Yes I looked at that and many others. They neglect two major components of this project. First the regulates 3v to 3.3v output and the over discharge protection on the battery. Also how to take solar panel output directly into the charge controller for the Lithium battery. Not planning to go from solar panel to 12V charger and battery bank, for 5V buck to 3.7v charge controller.

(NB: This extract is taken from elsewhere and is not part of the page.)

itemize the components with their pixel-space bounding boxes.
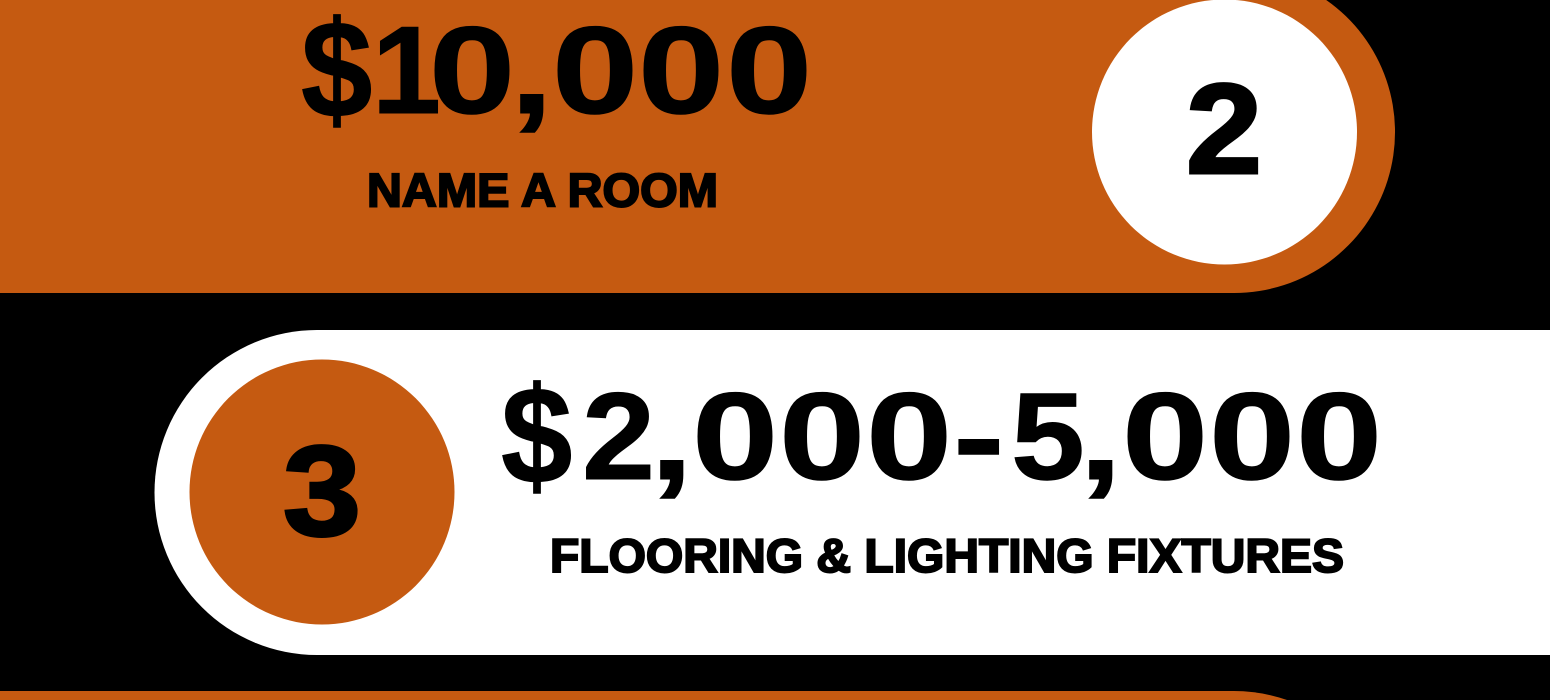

That seems very inefficient for my purposes. and will make the size prohibitive.

A "proper" charger for a single cell usually runs off 5 or 12V for the input anyway.
A solar panel will never give a constant voltage or current on its own.
So wether you like it or not you have to combine different things to make it work.
Even if think of a single circuit it will, in the most basic form, still consist of:
Charge controller, regulated output circuit and a fuse.
So grab yourself a 12V panel, charger, a voltage regulator if the charger does not accept a wide input range and for the actual output a 3.3V regulator.
Add some protection diodes between panel and charger as well as between battery and output.
Sorry but size is a limiting factor you might want to create your circuit or integrate what's missing into the battery charger.

Bun in any case you will have a hard time finding all this for under 20 bucks - unless you go Chinaware and actually ignore the safety features you seek.

That is why in my original question I stated that I have been unable to find a off the shelf board that does everything I need so I am asking for help with building one.